"An article from the Duke University media outlet reminds us of the bigger historical picture of human life expectancy: continual incremental improvement ever since the Industrial Revolution. It's also a good example of how to write a decent popular science press piece, one that adds context to the research it references, rather than dumbing it down or papering it over. From the perspective of the reliability theory of aging and longevity, the historical increase in life expectancy has occurred because better and more widespread availability of medical technology lowers the rate at which biological damage accumulates. Prevention of chronic infectious disease, for example, falls into this category: disease applies a damage load to an individual, and that damage reduces the mean time to failure of bodily systems.

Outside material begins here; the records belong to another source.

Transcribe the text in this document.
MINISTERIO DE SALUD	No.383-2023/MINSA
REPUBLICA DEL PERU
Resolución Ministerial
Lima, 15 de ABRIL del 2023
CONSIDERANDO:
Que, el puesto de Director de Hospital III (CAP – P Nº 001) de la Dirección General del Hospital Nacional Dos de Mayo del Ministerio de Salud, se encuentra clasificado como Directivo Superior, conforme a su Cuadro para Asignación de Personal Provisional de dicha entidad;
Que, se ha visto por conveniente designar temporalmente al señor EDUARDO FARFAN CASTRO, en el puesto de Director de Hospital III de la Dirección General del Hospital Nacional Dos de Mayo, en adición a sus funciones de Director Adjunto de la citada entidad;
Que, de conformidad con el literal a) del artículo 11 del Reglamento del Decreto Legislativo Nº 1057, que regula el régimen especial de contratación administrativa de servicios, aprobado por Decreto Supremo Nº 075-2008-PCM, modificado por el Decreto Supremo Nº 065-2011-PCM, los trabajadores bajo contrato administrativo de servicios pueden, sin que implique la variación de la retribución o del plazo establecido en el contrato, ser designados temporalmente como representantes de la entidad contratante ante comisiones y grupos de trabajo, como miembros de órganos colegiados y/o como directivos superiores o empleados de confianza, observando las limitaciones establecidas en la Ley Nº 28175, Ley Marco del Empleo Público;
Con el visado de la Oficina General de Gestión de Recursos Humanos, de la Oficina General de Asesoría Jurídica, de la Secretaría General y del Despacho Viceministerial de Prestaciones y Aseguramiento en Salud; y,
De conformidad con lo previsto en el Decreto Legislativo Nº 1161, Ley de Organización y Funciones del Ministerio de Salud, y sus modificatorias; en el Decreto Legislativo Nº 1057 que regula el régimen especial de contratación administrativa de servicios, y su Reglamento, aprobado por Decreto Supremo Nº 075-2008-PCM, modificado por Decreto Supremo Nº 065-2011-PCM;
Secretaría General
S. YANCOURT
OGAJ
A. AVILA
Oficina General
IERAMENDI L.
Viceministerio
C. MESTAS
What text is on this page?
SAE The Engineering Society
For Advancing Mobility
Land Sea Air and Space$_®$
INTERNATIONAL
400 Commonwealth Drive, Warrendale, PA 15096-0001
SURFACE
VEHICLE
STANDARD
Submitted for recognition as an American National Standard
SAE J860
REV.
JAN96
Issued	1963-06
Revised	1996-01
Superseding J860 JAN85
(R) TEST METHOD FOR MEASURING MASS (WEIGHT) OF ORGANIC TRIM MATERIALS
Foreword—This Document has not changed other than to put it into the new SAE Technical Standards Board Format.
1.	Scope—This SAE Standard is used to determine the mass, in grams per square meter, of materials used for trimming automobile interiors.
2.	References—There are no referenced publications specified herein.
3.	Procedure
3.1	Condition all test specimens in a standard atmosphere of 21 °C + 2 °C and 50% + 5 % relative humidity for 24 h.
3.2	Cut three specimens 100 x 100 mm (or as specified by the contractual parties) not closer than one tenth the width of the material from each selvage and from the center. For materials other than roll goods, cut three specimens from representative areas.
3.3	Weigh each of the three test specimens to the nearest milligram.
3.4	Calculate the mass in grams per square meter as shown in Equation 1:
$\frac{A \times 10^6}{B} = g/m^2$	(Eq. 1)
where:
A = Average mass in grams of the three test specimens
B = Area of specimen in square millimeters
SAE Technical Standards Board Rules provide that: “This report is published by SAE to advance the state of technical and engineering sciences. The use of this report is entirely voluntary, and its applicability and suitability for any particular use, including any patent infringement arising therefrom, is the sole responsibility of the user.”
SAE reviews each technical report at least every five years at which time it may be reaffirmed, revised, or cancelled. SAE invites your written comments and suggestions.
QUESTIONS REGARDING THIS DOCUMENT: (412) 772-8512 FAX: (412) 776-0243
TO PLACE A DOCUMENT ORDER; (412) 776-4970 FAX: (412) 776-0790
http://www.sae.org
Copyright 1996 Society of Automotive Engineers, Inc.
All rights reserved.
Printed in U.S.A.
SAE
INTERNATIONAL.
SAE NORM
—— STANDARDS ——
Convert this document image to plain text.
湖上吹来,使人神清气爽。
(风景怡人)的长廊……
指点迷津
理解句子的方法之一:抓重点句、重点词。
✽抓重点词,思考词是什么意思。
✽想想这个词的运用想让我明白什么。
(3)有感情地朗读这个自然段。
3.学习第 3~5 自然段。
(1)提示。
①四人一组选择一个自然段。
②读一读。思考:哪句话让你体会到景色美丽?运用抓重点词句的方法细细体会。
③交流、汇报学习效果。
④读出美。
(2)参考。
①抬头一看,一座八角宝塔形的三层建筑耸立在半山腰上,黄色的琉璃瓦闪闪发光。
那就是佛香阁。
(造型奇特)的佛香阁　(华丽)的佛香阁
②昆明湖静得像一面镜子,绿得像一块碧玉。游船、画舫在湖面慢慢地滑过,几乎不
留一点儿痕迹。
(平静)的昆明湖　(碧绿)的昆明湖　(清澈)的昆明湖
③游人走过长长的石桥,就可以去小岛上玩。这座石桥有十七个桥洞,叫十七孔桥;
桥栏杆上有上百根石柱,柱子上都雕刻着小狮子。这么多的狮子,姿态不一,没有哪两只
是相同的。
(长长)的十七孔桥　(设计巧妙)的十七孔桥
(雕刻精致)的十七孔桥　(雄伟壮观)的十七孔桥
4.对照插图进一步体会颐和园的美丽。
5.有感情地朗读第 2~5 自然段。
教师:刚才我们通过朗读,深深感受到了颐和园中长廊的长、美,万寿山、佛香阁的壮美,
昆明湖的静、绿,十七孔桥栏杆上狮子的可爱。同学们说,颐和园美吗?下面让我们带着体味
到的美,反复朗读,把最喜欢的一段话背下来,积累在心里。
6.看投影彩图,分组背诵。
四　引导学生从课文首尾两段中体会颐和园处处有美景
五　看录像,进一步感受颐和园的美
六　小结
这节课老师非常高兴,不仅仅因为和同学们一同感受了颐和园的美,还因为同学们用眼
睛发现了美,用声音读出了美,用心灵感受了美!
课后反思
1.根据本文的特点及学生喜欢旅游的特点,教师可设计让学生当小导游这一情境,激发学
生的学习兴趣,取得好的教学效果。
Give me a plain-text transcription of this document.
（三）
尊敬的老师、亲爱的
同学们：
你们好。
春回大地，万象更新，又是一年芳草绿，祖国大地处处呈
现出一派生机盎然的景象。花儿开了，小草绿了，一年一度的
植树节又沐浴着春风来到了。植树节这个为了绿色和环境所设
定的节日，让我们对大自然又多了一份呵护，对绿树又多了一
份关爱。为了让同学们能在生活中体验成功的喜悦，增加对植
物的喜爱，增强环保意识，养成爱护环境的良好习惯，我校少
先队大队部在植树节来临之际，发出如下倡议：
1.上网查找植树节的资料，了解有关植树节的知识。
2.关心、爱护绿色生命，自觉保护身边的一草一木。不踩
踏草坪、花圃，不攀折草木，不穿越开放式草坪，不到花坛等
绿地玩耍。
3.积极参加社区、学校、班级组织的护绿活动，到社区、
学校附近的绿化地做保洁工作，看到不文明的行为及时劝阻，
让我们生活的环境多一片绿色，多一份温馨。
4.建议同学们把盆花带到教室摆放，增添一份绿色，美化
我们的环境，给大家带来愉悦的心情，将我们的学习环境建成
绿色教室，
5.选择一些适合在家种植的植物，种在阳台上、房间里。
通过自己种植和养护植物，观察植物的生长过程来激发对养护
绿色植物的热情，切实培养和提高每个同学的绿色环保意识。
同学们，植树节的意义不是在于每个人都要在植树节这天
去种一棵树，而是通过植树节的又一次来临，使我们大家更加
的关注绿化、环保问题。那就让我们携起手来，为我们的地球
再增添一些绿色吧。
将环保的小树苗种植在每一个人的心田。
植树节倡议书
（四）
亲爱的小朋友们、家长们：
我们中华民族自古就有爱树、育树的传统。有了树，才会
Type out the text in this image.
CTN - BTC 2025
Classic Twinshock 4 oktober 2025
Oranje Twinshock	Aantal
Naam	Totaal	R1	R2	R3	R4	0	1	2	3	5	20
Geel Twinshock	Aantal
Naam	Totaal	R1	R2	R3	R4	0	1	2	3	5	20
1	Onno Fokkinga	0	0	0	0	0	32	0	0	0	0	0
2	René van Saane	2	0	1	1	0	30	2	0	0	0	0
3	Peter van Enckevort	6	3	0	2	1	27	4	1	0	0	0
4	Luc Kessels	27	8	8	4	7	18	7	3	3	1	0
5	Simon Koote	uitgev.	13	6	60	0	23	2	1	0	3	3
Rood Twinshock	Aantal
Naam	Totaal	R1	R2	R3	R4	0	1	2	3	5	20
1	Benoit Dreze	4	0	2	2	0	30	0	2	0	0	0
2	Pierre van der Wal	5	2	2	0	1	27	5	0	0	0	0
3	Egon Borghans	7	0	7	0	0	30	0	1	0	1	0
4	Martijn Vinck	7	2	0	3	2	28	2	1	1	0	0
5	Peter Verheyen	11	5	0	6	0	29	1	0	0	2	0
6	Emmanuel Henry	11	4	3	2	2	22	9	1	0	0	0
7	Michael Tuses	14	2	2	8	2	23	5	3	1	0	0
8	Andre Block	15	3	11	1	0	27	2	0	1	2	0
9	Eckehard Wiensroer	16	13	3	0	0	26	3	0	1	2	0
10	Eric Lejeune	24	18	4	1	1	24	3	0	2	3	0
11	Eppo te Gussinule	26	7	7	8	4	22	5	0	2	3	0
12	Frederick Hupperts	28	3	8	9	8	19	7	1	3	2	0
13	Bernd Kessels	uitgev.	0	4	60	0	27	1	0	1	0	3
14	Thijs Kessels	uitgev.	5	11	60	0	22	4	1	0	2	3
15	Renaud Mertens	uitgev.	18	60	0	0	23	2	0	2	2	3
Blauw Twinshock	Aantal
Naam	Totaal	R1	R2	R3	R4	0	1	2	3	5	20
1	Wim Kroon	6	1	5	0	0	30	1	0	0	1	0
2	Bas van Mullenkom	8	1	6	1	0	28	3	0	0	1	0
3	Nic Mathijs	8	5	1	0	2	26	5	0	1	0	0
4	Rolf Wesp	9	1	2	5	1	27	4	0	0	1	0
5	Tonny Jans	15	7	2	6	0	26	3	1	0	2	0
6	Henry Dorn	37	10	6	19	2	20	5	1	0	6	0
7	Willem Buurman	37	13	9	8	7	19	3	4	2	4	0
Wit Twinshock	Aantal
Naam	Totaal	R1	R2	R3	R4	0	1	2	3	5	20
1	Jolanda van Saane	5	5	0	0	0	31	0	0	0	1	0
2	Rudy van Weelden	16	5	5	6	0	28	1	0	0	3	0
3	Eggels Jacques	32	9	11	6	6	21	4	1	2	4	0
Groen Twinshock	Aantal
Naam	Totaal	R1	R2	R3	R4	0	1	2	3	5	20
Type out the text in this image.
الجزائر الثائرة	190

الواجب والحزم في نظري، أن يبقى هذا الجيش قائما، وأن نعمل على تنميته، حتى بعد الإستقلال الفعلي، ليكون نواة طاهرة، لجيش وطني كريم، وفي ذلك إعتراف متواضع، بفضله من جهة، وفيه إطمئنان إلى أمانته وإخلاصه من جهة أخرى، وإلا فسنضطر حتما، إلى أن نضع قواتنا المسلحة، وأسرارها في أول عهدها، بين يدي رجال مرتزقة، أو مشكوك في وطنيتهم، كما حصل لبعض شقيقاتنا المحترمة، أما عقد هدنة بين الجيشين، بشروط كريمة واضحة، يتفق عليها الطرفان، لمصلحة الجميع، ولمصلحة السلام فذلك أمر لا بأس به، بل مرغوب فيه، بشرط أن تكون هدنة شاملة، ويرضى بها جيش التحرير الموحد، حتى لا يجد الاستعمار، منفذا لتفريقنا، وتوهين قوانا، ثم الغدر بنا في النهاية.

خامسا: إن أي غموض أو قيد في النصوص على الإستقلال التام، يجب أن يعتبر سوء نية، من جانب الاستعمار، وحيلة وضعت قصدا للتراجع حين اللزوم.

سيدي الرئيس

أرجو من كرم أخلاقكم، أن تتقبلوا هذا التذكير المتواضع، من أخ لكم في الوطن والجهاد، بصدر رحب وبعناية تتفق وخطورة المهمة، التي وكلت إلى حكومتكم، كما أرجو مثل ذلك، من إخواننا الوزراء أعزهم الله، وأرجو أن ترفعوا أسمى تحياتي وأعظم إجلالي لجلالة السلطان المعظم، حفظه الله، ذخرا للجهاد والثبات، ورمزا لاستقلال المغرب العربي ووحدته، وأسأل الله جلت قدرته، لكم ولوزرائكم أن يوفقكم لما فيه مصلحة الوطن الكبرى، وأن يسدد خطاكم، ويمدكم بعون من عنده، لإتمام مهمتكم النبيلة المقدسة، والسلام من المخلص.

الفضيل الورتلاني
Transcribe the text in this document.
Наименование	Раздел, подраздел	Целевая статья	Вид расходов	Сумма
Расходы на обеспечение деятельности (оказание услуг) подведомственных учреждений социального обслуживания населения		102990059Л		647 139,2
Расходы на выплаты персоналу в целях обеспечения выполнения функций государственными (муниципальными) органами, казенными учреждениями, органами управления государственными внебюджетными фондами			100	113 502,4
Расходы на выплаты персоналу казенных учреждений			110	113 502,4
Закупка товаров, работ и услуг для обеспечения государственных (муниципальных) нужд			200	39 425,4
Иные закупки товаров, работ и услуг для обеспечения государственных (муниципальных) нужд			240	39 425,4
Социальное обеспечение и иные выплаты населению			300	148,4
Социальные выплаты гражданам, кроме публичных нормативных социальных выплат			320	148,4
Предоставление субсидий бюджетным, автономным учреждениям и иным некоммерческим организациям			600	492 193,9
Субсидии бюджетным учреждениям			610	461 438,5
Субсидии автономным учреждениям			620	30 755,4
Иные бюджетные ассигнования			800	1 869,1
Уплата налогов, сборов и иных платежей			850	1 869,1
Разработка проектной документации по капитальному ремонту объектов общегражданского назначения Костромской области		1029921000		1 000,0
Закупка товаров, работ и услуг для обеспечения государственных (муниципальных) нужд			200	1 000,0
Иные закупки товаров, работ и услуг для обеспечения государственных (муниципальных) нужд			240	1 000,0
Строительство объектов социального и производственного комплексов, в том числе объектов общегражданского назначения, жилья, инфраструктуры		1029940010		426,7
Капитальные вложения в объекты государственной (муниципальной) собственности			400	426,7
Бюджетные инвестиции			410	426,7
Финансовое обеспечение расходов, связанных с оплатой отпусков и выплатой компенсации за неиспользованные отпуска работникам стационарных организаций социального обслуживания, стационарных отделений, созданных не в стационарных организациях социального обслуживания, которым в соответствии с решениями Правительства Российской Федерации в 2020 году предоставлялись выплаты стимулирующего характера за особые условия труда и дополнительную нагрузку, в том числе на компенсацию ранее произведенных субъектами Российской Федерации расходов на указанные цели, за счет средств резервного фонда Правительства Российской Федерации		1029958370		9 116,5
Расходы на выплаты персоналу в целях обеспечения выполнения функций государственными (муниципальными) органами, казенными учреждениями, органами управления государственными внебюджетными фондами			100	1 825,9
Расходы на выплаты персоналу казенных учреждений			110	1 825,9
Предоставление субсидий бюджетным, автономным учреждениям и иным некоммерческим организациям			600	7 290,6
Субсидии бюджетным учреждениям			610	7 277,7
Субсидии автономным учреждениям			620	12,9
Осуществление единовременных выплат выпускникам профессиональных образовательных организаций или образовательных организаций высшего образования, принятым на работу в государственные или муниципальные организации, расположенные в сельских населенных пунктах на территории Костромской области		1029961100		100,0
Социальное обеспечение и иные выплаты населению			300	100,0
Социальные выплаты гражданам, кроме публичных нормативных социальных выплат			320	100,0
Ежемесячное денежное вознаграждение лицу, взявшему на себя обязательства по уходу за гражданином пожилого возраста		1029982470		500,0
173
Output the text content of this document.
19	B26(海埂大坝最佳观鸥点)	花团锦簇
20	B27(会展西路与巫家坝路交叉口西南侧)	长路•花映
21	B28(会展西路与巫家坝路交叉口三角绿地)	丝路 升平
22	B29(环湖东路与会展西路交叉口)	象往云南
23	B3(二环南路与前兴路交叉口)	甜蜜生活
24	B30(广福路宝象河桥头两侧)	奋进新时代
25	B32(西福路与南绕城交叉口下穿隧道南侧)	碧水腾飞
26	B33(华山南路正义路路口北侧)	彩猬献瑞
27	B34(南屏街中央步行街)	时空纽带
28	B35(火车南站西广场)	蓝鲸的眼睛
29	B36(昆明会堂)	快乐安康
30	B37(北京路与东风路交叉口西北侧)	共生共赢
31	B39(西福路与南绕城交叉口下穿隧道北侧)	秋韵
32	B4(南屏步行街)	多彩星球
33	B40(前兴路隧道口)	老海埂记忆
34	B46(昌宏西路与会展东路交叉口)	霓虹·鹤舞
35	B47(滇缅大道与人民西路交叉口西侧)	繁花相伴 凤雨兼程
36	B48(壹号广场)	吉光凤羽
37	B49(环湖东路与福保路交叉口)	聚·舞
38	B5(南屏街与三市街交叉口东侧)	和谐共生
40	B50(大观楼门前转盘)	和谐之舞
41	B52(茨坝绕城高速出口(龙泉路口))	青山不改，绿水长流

"We're living longer because people are reaching old age in better health," said demographer James Vaupel, author of a review article appearing in the March 25 edition of Nature. But once it starts, the process of aging itself - including dementia and heart disease - is still happening at pretty much the same rate. "Deterioration, instead of being stretched out, is being postponed." ... Over the past 170 years, in the countries with the highest life expectancies, the average life span has grown at a rate of 2.5 years per decade, or about 6 hours per day.
Six hours per day sounds a lot more exciting than a few years per decade - there's a lesson about the time preference of human psychology lurking in there somewhere. Advocates take note: tell your friends how many extra hours of life they gained today thanks to advancing medical technology, and see what they say."